Auditionnée par la mission d’évaluation de la loi dite « Sapin 2 », la Maison des Lanceurs d’Alerte a souligné les lacunes du régime actuel de protection des lanceurs d’alerte et appelé à des dispositions plus ambitieuses.
Le 16 décembre 2020, la commission des Lois de l’Assemblée nationale a confié à M. Raphaël Gauvain (LaREM, Saône-et-Loire) et à M. Olivier Marleix (LR, Eure-et-Loir) une mission d’évaluation de la loi dite « Sapin 2 » relative à la transparence, à la lutte contre la corruption et à la modernisation de la vie économique. Cette loi prévoit des dispositions, en vigueur aujourd’hui, en matière de protection des lanceurs d’alerte.
Auditionnée ce 17 février 2021, la Maison des Lanceurs d’Alerte a souligné l’importance d’un apport majeur de cette loi qu’est la définition très large qu’elle donne de la notion de « lanceur d’alerte », « une des plus larges au monde et qui permet de protéger toute personne physique lançant une alerte d’intérêt général » ont précisé Antoine Deltour, administrateur, lui-même lanceur d’alerte dans l’affaire des LuxLeaks, et Jean-Philippe Foegle et Juliette Alibert, juristes à la Maison des Lanceurs d’Alerte.
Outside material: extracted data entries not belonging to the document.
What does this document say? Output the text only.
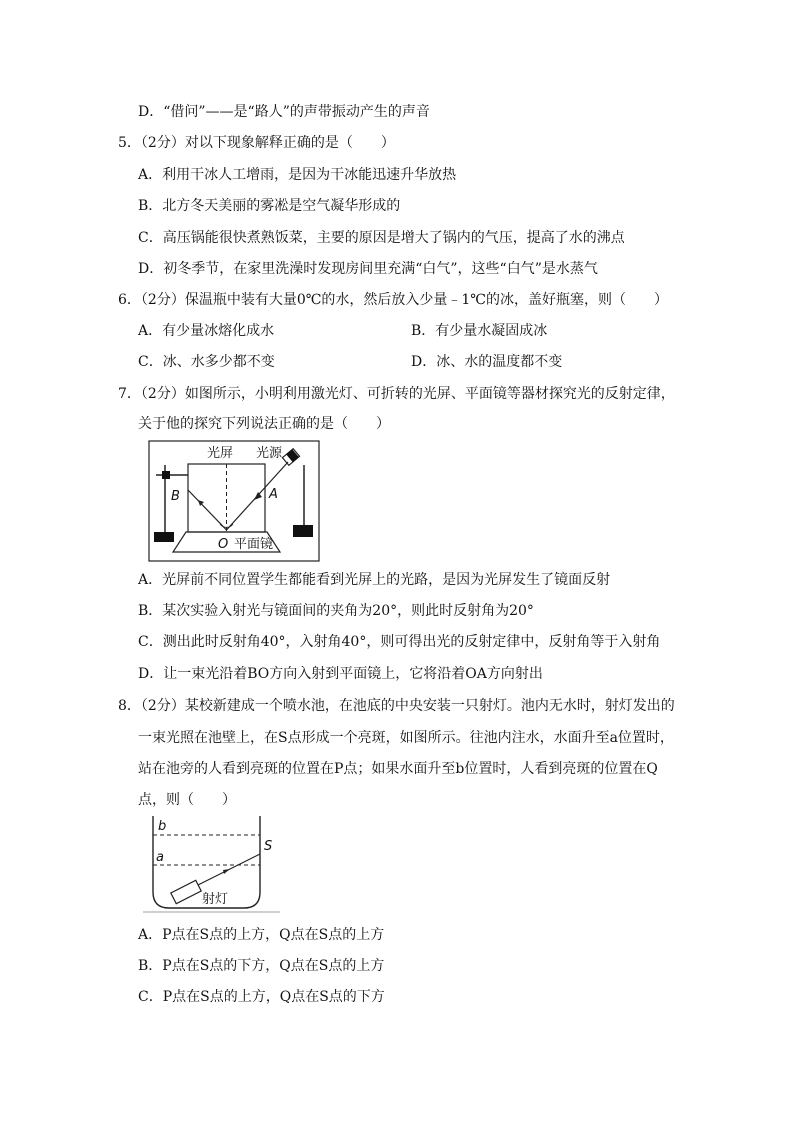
D．“借问”——是“路人”的声带振动产生的声音
5．（2分）对以下现象解释正确的是（　　）
A．利用干冰人工增雨，是因为干冰能迅速升华放热
B．北方冬天美丽的雾凇是空气凝华形成的
C．高压锅能很快煮熟饭菜，主要的原因是增大了锅内的气压，提高了水的沸点
D．初冬季节，在家里洗澡时发现房间里充满“白气”，这些“白气”是水蒸气
6．（2分）保温瓶中装有大量0℃的水，然后放入少量﹣1℃的冰，盖好瓶塞，则（　　）
A．有少量冰熔化成水	B．有少量水凝固成冰
C．冰、水多少都不变	D．冰、水的温度都不变
7．（2分）如图所示，小明利用激光灯、可折转的光屏、平面镜等器材探究光的反射定律，
关于他的探究下列说法正确的是（　　）
光屏 光源
B	A
O 平面镜
A．光屏前不同位置学生都能看到光屏上的光路，是因为光屏发生了镜面反射
B．某次实验入射光与镜面间的夹角为20°，则此时反射角为20°
C．测出此时反射角40°，入射角40°，则可得出光的反射定律中，反射角等于入射角
D．让一束光沿着BO方向入射到平面镜上，它将沿着OA方向射出
8．（2分）某校新建成一个喷水池，在池底的中央安装一只射灯。池内无水时，射灯发出的
一束光照在池壁上，在S点形成一个亮斑，如图所示。往池内注水，水面升至a位置时，
站在池旁的人看到亮斑的位置在P点；如果水面升至b位置时，人看到亮斑的位置在Q
点，则（　　）
b
a
S
射灯
A．P点在S点的上方，Q点在S点的上方
B．P点在S点的下方，Q点在S点的上方
C．P点在S点的上方，Q点在S点的下方
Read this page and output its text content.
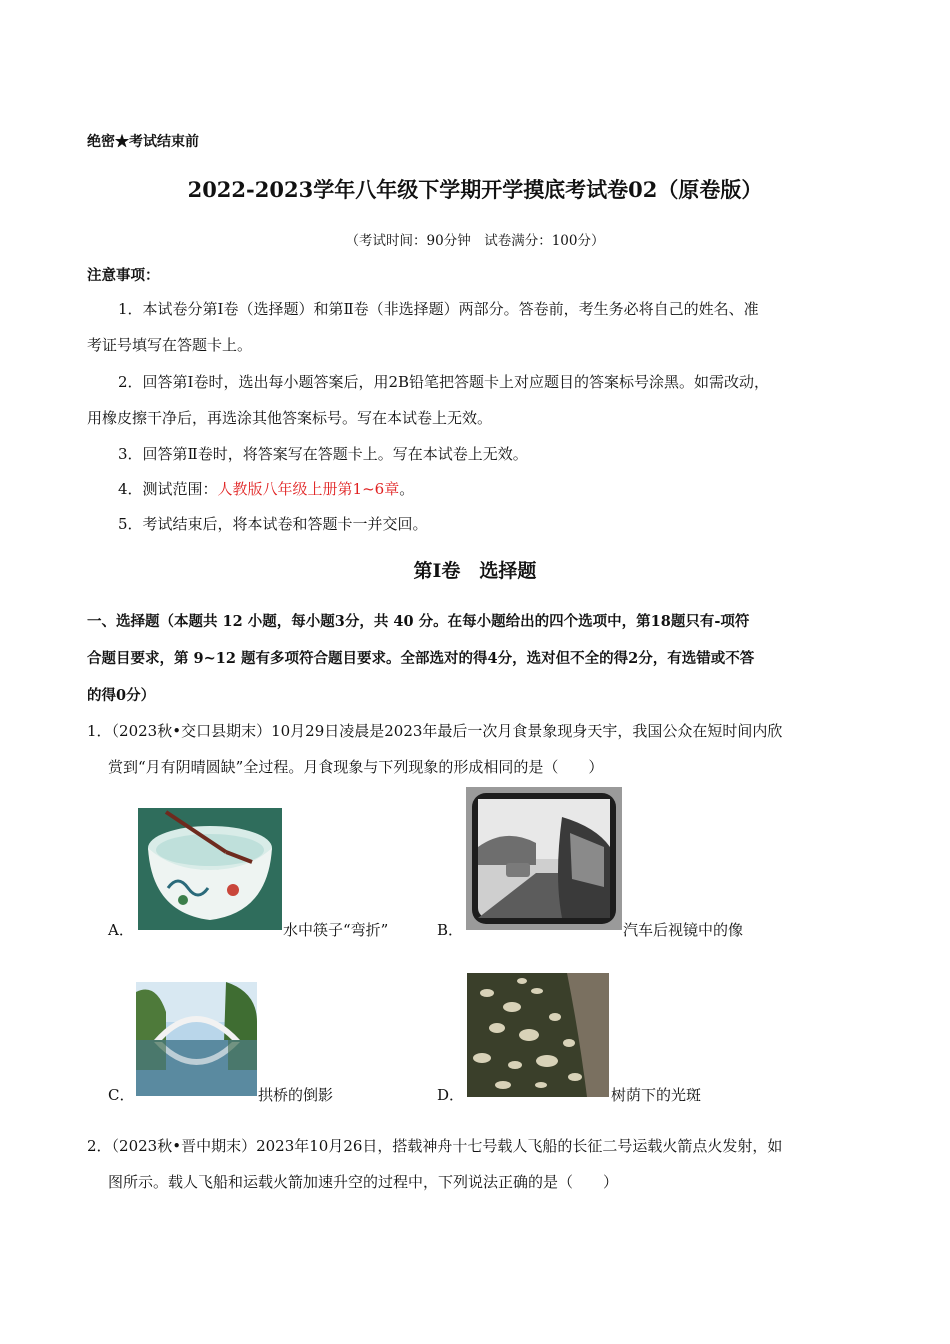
绝密★考试结束前
2022-2023学年八年级下学期开学摸底考试卷02（原卷版）
（考试时间：90分钟　试卷满分：100分）
注意事项：
1．本试卷分第Ⅰ卷（选择题）和第Ⅱ卷（非选择题）两部分。答卷前，考生务必将自己的姓名、准
考证号填写在答题卡上。
2．回答第Ⅰ卷时，选出每小题答案后，用2B铅笔把答题卡上对应题目的答案标号涂黑。如需改动，
用橡皮擦干净后，再选涂其他答案标号。写在本试卷上无效。
3．回答第Ⅱ卷时，将答案写在答题卡上。写在本试卷上无效。
4．测试范围：人教版八年级上册第1~6章。
5．考试结束后，将本试卷和答题卡一并交回。
第Ⅰ卷　选择题
一、选择题（本题共 12 小题，每小题3分，共 40 分。在每小题给出的四个选项中，第18题只有-项符
合题目要求，第 9~12 题有多项符合题目要求。全部选对的得4分，选对但不全的得2分，有选错或不答
的得0分）
1．（2023秋•交口县期末）10月29日凌晨是2023年最后一次月食景象现身天宇，我国公众在短时间内欣
赏到“月有阴晴圆缺”全过程。月食现象与下列现象的形成相同的是（　　）
A．	水中筷子“弯折”	B．	汽车后视镜中的像
C．	拱桥的倒影	D．	树荫下的光斑
2．（2023秋•晋中期末）2023年10月26日，搭载神舟十七号载人飞船的长征二号运载火箭点火发射，如
图所示。载人飞船和运载火箭加速升空的过程中，下列说法正确的是（　　）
Ils ont néanmoins rappelé les faiblesses manifestes de cette loi, et notamment la rigidité du système des « paliers » qui oblige le lanceur d’alerte à saisir son employeur en premier lieu. Ils ont exprimé la nécessité de revenir sur la notion d’ agir « de manière désintéressée » qui, parce qu’elle reste floue et sujette à controverses, est une source d’insécurité pour les lanceurs d’alerte. Ils ont exprimé le besoin de permettre aux lanceurs d’alerte d’échapper aux poursuites pour vol d’informations lorsque l’acquisition de ces informations est nécessaire pour lancer l’alerte.
Enfin, ils ont souligné la nécessité de ne pas exclure de manière générale et absolue les secrets du régime de protection, pour permettre, dans certains cas, à des lanceurs d’alerte de lancer l’alerte sur des informations couvertes par le secret de la défense nationale, ou le secret de l’avocat, tout en étant protégés.
S’agissant du rôle dévolu au Défenseur des droits, la Maison des Lanceurs d’Alerte a plaidé en faveur d’une consolidation des missions de ce dernier, doublé d’un renforcement des moyens financiers et humains dédiés à sa mission. « Le Défenseur des droits doit notamment être chargé d’un rôle de suivi du traitement des alertes qui n’est actuellement assuré par aucune autorité » ont avancé Antoine Deltour, Jean-Philippe Foegle et Juliette Alibert.
Ils ont en outre relevé des manquements plus généraux auxquels la loi Sapin 2 n’a, à ce jour, pas répondu telle que la mise en place d’un fonds de soutien financier ou la nécessité de contrer le développement des procédures dites « bâillon » en mettant en place une procédure d’urgence permettant de rejeter les poursuites manifestement abusives.
L’audition a été réalisée à huis clos afin de permettre à deux lanceurs d’alerte anonymes de témoigner de manière confidentielle auprès de la commission. Elle a permis de rappeler l’urgence et l’importance de la transposition de la directive européenne sur la protection des lanceurs d’alerte qui doit être l’occasion de doter la France d’une des meilleurs législations au monde en la matière.